NOTE: I think I’ve written about this elsewhere, but search isn’t finding it today.

If you like beef liver, Skylark has a great little frozen 16 oz. package. It costs from $4-6 depending upon where you get it. I’ve bought it at both Food Lion and Walmart, and see that Publix is also supposed to have it, but the same package is a little more expensive there. There are 4 individually wrapped packages (4 oz.) in the 16 oz. package. *I know from experience, that it lasts a long time in the freezer, and still comes out good. I had bought a package of this, don’t recall from where, and had it in my freezer for probably more than a year. I was unaware that there were four individually wrapped packs of liver in the one 16 oz. package. When I saw this, finally, I took out one pack to thaw. *I’ve found a frozen pack will thaw in about an hour and be ready for cooking, which only takes about 3 or 4 minutes total. Just cut one end of the single serving pack and hold up the other end over your frying pan and it just slips out easily and starts cooking. Flip the slice in about 3 minutes and the other side cooks quickly.

I like liver. I like beef and calves liver, and chicken livers (and gizzards). Fry up some onions in the same pan, and maybe have garden peas and some mashed potatoes as sides.


A couple of days ago I ate at Smithfield’s Chicken-n-BBQ. I had a BBQ plate with slaw and potato salad as my sides. I’ve noted this before, that the potatoes in the potato salad are mostly mashed in texture, not diced or chunks of potato. I don’t like mushy potatoes in dishes or soups, but I do like mashed potatoes.

So, a day or so later, at home, I thought about German Potato Salad, and I thought why not try mashing the potatoes instead of leaving them as chunks. I don’t think of German Potato Salad (or American Potato Salad for that matter) as not being chunky. That way you get a vinegar & sweetener coated chunk of potato which also has a little, pure potato center. My mind repulsed at the thought of mashing the potatoes for German Potato Salad, but it also logically told me, “You like the flavors, its just the texture you are ‘bawking’ at.”

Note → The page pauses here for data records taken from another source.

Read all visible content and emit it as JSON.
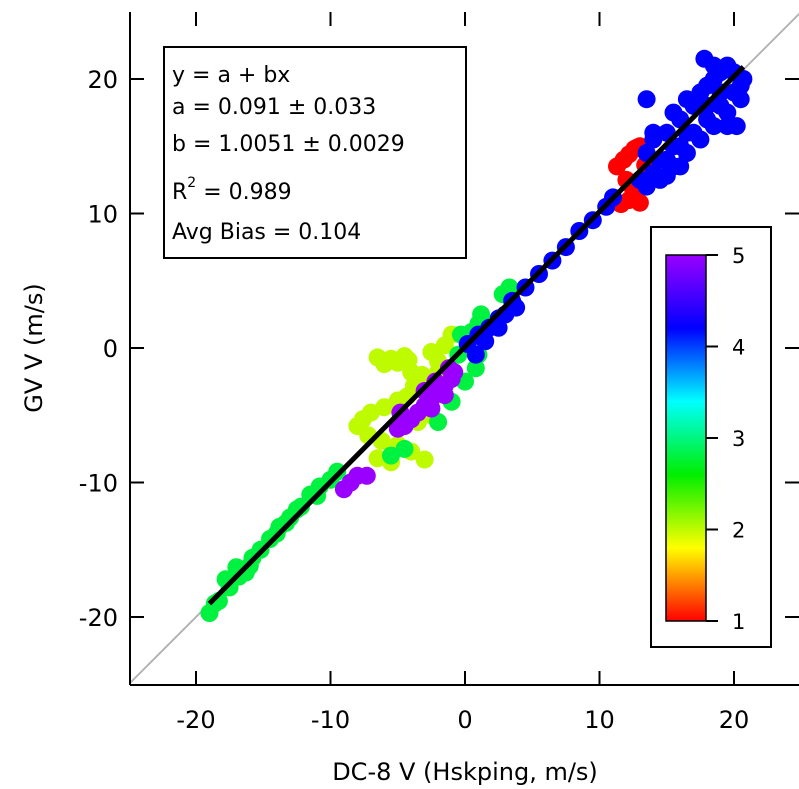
{
  "chart_data": {
    "type": "scatter",
    "xlabel": "DC-8 V (Hskping, m/s)",
    "ylabel": "GV V (m/s)",
    "xlim": [
      -25,
      25
    ],
    "ylim": [
      -25,
      25
    ],
    "x_ticks": [
      -20,
      -10,
      0,
      10,
      20
    ],
    "y_ticks": [
      -20,
      -10,
      0,
      10,
      20
    ],
    "x_tick_labels": [
      "-20",
      "-10",
      "0",
      "10",
      "20"
    ],
    "y_tick_labels": [
      "-20",
      "-10",
      "0",
      "10",
      "20"
    ],
    "grid": false,
    "one_to_one_line": {
      "x": [
        -25,
        25
      ],
      "y": [
        -25,
        25
      ],
      "color": "#b4b4b4"
    },
    "fit_line": {
      "intercept": 0.091,
      "slope": 1.0051,
      "x_range": [
        -19,
        20.7
      ],
      "color": "#000000"
    },
    "stats": [
      {
        "label": "y = a + bx"
      },
      {
        "label": "a = 0.091 ± 0.033"
      },
      {
        "label": "b = 1.0051 ± 0.0029"
      },
      {
        "label": "R",
        "superscript": "2",
        "suffix": " = 0.989"
      },
      {
        "label": "Avg Bias = 0.104"
      }
    ],
    "colorbar": {
      "min": 1,
      "max": 5,
      "ticks": [
        1,
        2,
        3,
        4,
        5
      ],
      "tick_labels": [
        "1",
        "2",
        "3",
        "4",
        "5"
      ],
      "colors": [
        "#ff0000",
        "#ffff00",
        "#00ee00",
        "#00ffff",
        "#0000ff",
        "#9a00ff"
      ],
      "placement": "lower-right"
    },
    "series": [
      {
        "color_value": 1.0,
        "points": [
          [
            11.3,
            13.5
          ],
          [
            11.8,
            14.0
          ],
          [
            12.2,
            14.4
          ],
          [
            12.6,
            14.8
          ],
          [
            13.0,
            15.0
          ],
          [
            12.0,
            12.5
          ],
          [
            12.5,
            11.8
          ],
          [
            13.0,
            10.8
          ],
          [
            11.6,
            10.7
          ],
          [
            12.2,
            11.0
          ],
          [
            13.4,
            13.6
          ],
          [
            12.8,
            14.9
          ]
        ]
      },
      {
        "color_value": 2.0,
        "points": [
          [
            -6.5,
            -0.7
          ],
          [
            -6.0,
            -1.2
          ],
          [
            -5.5,
            -0.8
          ],
          [
            -5.0,
            -1.1
          ],
          [
            -4.5,
            -0.6
          ],
          [
            -4.2,
            -0.9
          ],
          [
            -4.0,
            -1.8
          ],
          [
            -3.8,
            -2.8
          ],
          [
            -4.3,
            -3.6
          ],
          [
            -5.0,
            -3.9
          ],
          [
            -6.0,
            -4.4
          ],
          [
            -7.0,
            -4.8
          ],
          [
            -7.6,
            -5.3
          ],
          [
            -8.0,
            -5.8
          ],
          [
            -7.2,
            -6.5
          ],
          [
            -6.2,
            -6.9
          ],
          [
            -5.0,
            -7.2
          ],
          [
            -4.0,
            -7.7
          ],
          [
            -3.0,
            -8.3
          ],
          [
            -5.5,
            -8.5
          ],
          [
            -6.5,
            -8.2
          ],
          [
            -3.5,
            -5.5
          ],
          [
            -3.0,
            -4.5
          ],
          [
            -2.8,
            -3.0
          ],
          [
            -3.2,
            -2.0
          ],
          [
            -2.0,
            -1.0
          ],
          [
            -1.5,
            0.2
          ],
          [
            -1.0,
            1.0
          ],
          [
            -2.5,
            -0.3
          ],
          [
            -2.0,
            -1.8
          ],
          [
            -2.5,
            -5.0
          ]
        ]
      },
      {
        "color_value": 2.8,
        "points": [
          [
            -19.0,
            -19.7
          ],
          [
            -18.3,
            -18.8
          ],
          [
            -17.5,
            -17.8
          ],
          [
            -16.8,
            -17.0
          ],
          [
            -16.0,
            -16.2
          ],
          [
            -15.2,
            -15.0
          ],
          [
            -14.5,
            -14.2
          ],
          [
            -13.8,
            -13.3
          ],
          [
            -13.0,
            -12.6
          ],
          [
            -12.2,
            -11.8
          ],
          [
            -11.5,
            -10.9
          ],
          [
            -10.8,
            -10.3
          ],
          [
            -10.0,
            -9.8
          ],
          [
            -9.5,
            -9.2
          ],
          [
            -18.6,
            -19.0
          ],
          [
            -17.0,
            -16.3
          ],
          [
            -15.8,
            -15.6
          ],
          [
            -14.0,
            -13.8
          ],
          [
            -12.5,
            -12.0
          ],
          [
            -17.8,
            -17.2
          ],
          [
            -16.3,
            -16.7
          ],
          [
            -13.3,
            -13.0
          ],
          [
            -11.0,
            -11.0
          ],
          [
            -5.5,
            -8.0
          ],
          [
            -4.5,
            -7.5
          ],
          [
            -2.0,
            -5.5
          ],
          [
            -1.0,
            -4.0
          ],
          [
            0.0,
            -2.5
          ],
          [
            0.8,
            -1.5
          ],
          [
            1.0,
            -0.5
          ],
          [
            0.5,
            1.2
          ],
          [
            1.0,
            1.8
          ],
          [
            1.2,
            2.5
          ],
          [
            -0.5,
            -0.5
          ],
          [
            -0.3,
            1.0
          ],
          [
            -1.5,
            -3.5
          ],
          [
            2.8,
            4.0
          ],
          [
            3.3,
            4.5
          ]
        ]
      },
      {
        "color_value": 4.2,
        "points": [
          [
            0.2,
            0.3
          ],
          [
            1.0,
            1.0
          ],
          [
            1.8,
            1.5
          ],
          [
            2.5,
            2.2
          ],
          [
            3.5,
            3.5
          ],
          [
            4.5,
            4.5
          ],
          [
            5.5,
            5.5
          ],
          [
            6.5,
            6.5
          ],
          [
            7.5,
            7.5
          ],
          [
            8.5,
            8.7
          ],
          [
            9.5,
            9.5
          ],
          [
            10.5,
            10.5
          ],
          [
            11.0,
            11.2
          ],
          [
            1.5,
            0.5
          ],
          [
            2.5,
            1.5
          ],
          [
            3.8,
            3.0
          ],
          [
            0.8,
            -0.5
          ],
          [
            3.0,
            2.5
          ],
          [
            13.0,
            12.5
          ],
          [
            13.5,
            12.0
          ],
          [
            14.0,
            13.0
          ],
          [
            14.5,
            12.5
          ],
          [
            15.0,
            14.0
          ],
          [
            15.5,
            13.5
          ],
          [
            16.0,
            15.0
          ],
          [
            16.5,
            14.5
          ],
          [
            17.0,
            16.0
          ],
          [
            17.5,
            15.5
          ],
          [
            18.0,
            17.0
          ],
          [
            18.5,
            16.5
          ],
          [
            19.0,
            18.0
          ],
          [
            19.5,
            17.5
          ],
          [
            20.0,
            19.0
          ],
          [
            20.5,
            19.5
          ],
          [
            20.7,
            20.0
          ],
          [
            13.5,
            14.5
          ],
          [
            14.0,
            15.5
          ],
          [
            15.0,
            16.0
          ],
          [
            16.0,
            17.0
          ],
          [
            17.0,
            18.0
          ],
          [
            17.5,
            19.0
          ],
          [
            18.0,
            19.5
          ],
          [
            18.5,
            20.0
          ],
          [
            19.0,
            20.5
          ],
          [
            17.8,
            21.5
          ],
          [
            18.5,
            21.0
          ],
          [
            19.5,
            21.0
          ],
          [
            20.0,
            20.5
          ],
          [
            13.5,
            18.5
          ],
          [
            14.0,
            16.0
          ],
          [
            15.5,
            15.0
          ],
          [
            16.5,
            16.0
          ],
          [
            19.5,
            16.5
          ],
          [
            20.2,
            16.5
          ],
          [
            14.5,
            14.0
          ],
          [
            16.0,
            13.5
          ],
          [
            15.0,
            12.8
          ],
          [
            18.0,
            18.0
          ],
          [
            19.0,
            19.0
          ],
          [
            15.5,
            17.5
          ],
          [
            16.5,
            18.5
          ],
          [
            20.5,
            18.5
          ]
        ]
      },
      {
        "color_value": 5.0,
        "points": [
          [
            -9.0,
            -10.5
          ],
          [
            -8.5,
            -10.0
          ],
          [
            -8.0,
            -9.5
          ],
          [
            -7.3,
            -9.5
          ],
          [
            -4.5,
            -5.8
          ],
          [
            -4.0,
            -5.3
          ],
          [
            -3.5,
            -4.8
          ],
          [
            -3.0,
            -4.3
          ],
          [
            -2.5,
            -3.8
          ],
          [
            -2.0,
            -3.3
          ],
          [
            -1.5,
            -2.8
          ],
          [
            -1.0,
            -2.3
          ],
          [
            -0.8,
            -1.8
          ],
          [
            -1.2,
            -1.5
          ],
          [
            -2.2,
            -2.5
          ],
          [
            -3.0,
            -3.2
          ],
          [
            -1.5,
            -3.5
          ],
          [
            -2.5,
            -4.5
          ],
          [
            -4.8,
            -4.8
          ],
          [
            -5.0,
            -6.0
          ]
        ]
      }
    ]
  }
}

So, I had a couple of small potatoes that I peeled and then diced, and then boiled until they were soft. And then the unnatural act, for me, I poured a little red wine vinegar and some sweetener on the potatoes and then mashed them. Surprisingly, the potatoes took the consistency of mashed potatoes (when you use margarine & half-n-half), although a slightly more pinkish hue. I sauteed some small diced onion in bacon grease until they began to take on burnt edges. I also fried a couple of pieces of bacon in the microwave. Then I mixed all of it together and tasted it. *It was good, after all it had all of the ingredients that I love in German Potato Salad. It was however, German Potato Salad Mashed Potatoes. This would be good wherever you might normally eat German Potato Salad… fried pork chops perhaps.

Recall that I fixed some mashed potatoes to which I had added some steamed, chopped asparagus. Strangely, I loved this combination, but I had no desire to eat the left-overs. Well here are two variations on a potato side dish.